A morte espontânea de Jesus tornou-se necessária por causa do pecado. Ele tomou livremente sobre si o pecado de muitos (Is 53.5-12) e tornou-se, então, culpado de pecado. É como muito bem explica Paulo: “Deus tornou pecado por nós aquele que não tinha pecado [Jesus], para que nele nos tornássemos justiça de Deus” (2 Co 5.21, NVI). Em outras palavras, “Deus tornou Cristo solidário com o gênero humano pecador, a fim de tornar os homens solidários com a sua obediência e a sua justiça” (A Bíblia de Jerusalém, p. 1.513). 

Aí está a base do perdão, da justificação, da nossa paz com Deus. A salvação é gratuita para aquele que crê e se beneficia do sacrifício de Jesus, mas não é gratuita para Ele. Daí a lembrança de Pedro: “Vocês sabem que não foi por meio de coisas perecíveis como prata e ouro que vocês foram redimidos da sua maneira vazia de viver que lhes foi transmitida por seus antepassados, mas pelo precioso sangue de Cristo, como de um cordeiro sem mancha e defeito” (1 Pe 1.18-19). Pode parecer muito estranho, mas, na verdade, Jesus foi castigado em nosso lugar. Tanto o profeta Isaías como o apóstolo Paulo, cada um a seu tempo, asseveram a mesma coisa. O primeiro, sete séculos antes de Cristo, explica que “O castigo que havia de trazer-nos a paz caiu sobre Ele, sim, por suas feridas fomos curados” (Is 53.5, BJ). O segundo, alguns anos depois de Cristo, argumenta: “Aquele que não poupou a seu próprio Filho, mas o entregou por todos nós, como não nos dará, juntamente com Ele, gratuitamente todas as coisas?” (Rm 8.32, NVI). Agora é mais fácil entender o brado de Jesus na cruz, citado por Mateus (27.46) e Marcos (15.34): “Deus meu, Deus meu, por que me desamparaste?” 

Quem considera Jesus um mártir é obrigado a reduzi-lo a um personagem simplesmente histórico, sem nenhum traço de divindade. Nesse caso, Jesus nasceu de Maria e José ou outro homem qualquer. Não é o Jesus do Evangelho e de todas as Escrituras Sagradas. Não é o Verbo feito carne, cheio de graça e de verdade. Não é o Agnus Dei, de que fala João Batista (Jo 1.29). Não é o Ressuscitado. Nem tampouco aquele que foi assunto ao céu, onde se encontra à direita de Deus. Também não é o Jesus de que todos precisávamos, já que “é impossível que sangue de touros e bodes tire pecados” (Hb 10.4). 

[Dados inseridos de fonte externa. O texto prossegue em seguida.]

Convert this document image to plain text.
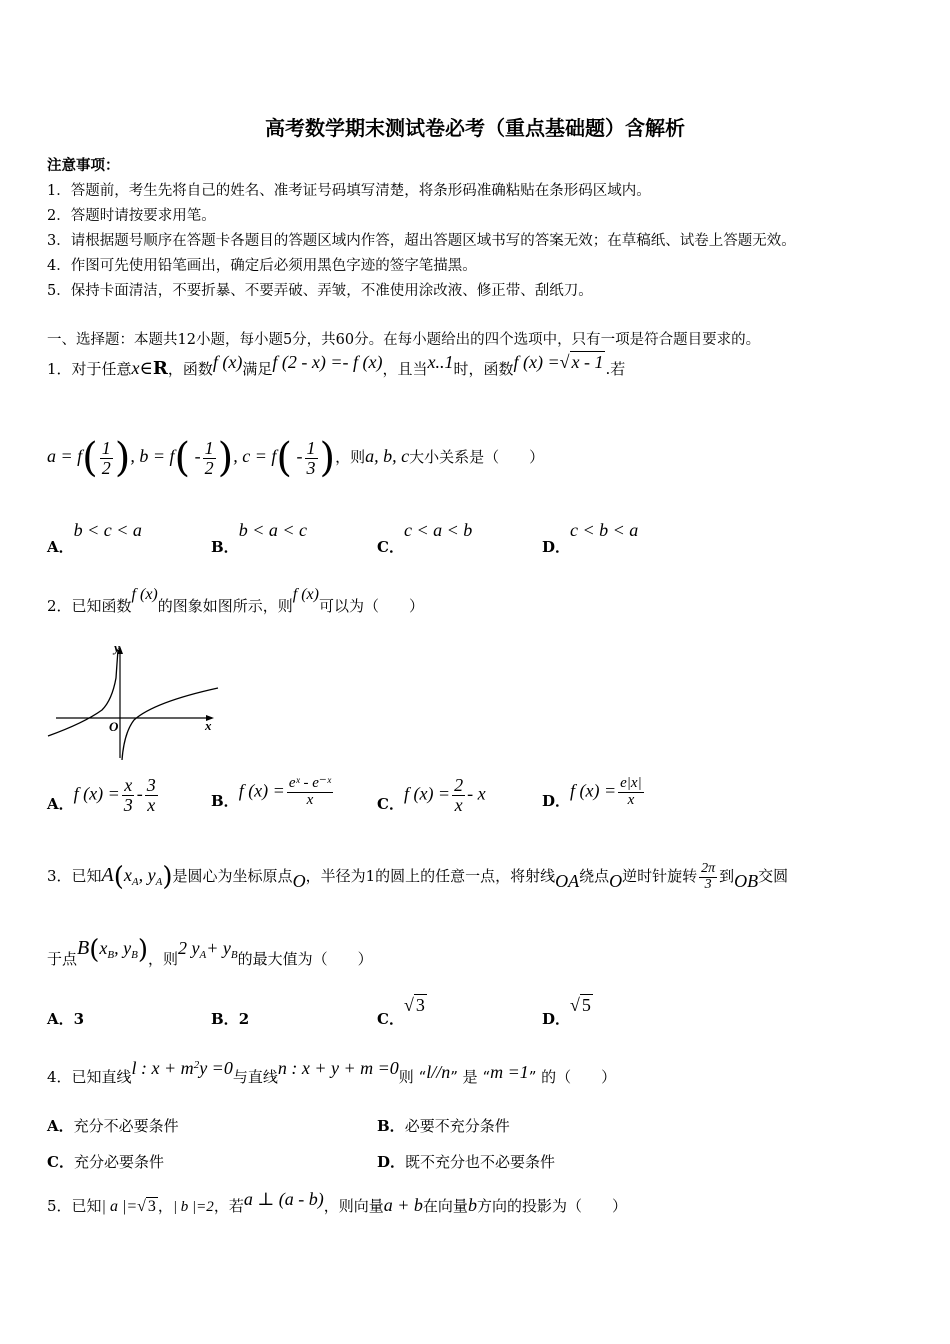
高考数学期末测试卷必考（重点基础题）含解析
注意事项：
1．答题前，考生先将自己的姓名、准考证号码填写清楚，将条形码准确粘贴在条形码区域内。
2．答题时请按要求用笔。
3．请根据题号顺序在答题卡各题目的答题区域内作答，超出答题区域书写的答案无效；在草稿纸、试卷上答题无效。
4．作图可先使用铅笔画出，确定后必须用黑色字迹的签字笔描黑。
5．保持卡面清洁，不要折暴、不要弄破、弄皱，不准使用涂改液、修正带、刮纸刀。
一、选择题：本题共12小题，每小题5分，共60分。在每小题给出的四个选项中，只有一项是符合题目要求的。
1．对于任意x∈R，函数f (x)满足f (2 - x) =- f (x)，且当x..1时，函数f (x) =√ x - 1 .若
$a = f( \frac{1}{2}$ ), $b = f( - \frac{1}{2}$ ), $c = f( - \frac{1}{3}$ )，则a, b, c大小关系是（　　）
A．b < c < a
B．b < a < c
C．c < a < b
D．c < b < a
2．已知函数f (x)的图象如图所示，则f (x)可以为（　　）
y
x
O
A．f $(x) = \frac{x}{3} - \frac{3}{x}$	B．f $(x) = \frac{\text{eˣ - e⁻ˣ}}{x}$	C．f $(x) = \frac{2}{x} - x$	D．f $(x) = \frac{e|x|}{x}$
3．已知$A(x_A$, $y_A$)是圆心为坐标原点O，半径为1的圆上的任意一点，将射线OA绕点O逆时针旋转 $\frac{2\pi}{3}$ 到OB交圆
于点$B(x_B$, $y_B$)，则2 $y_A+ y_B$的最大值为（　　）
A．3	B．2	C．√ 3
D．√ 5
4．已知直线l : $x + m^2y =0$与直线n : x + y + m =0则 “l//n” 是 “m =1” 的（　　）
A．充分不必要条件	B．必要不充分条件
C．充分必要条件	D．既不充分也不必要条件
5．已知| a |=√ 3 ，| b |=2，若a ⊥ (a - b)，则向量a + b在向量b方向的投影为（　　）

É bom que fique terminantemente assentado: o Jesus do Evangelho, o Jesus propriamente dito, o Jesus original não é e nunca foi mártir. O clero católico, ortodoxo e protestante precisa instruir o povo a este respeito, repetidas vezes, com convicção e autoridade, até acabar por completo com essa idéia popular de um Jesus mártir!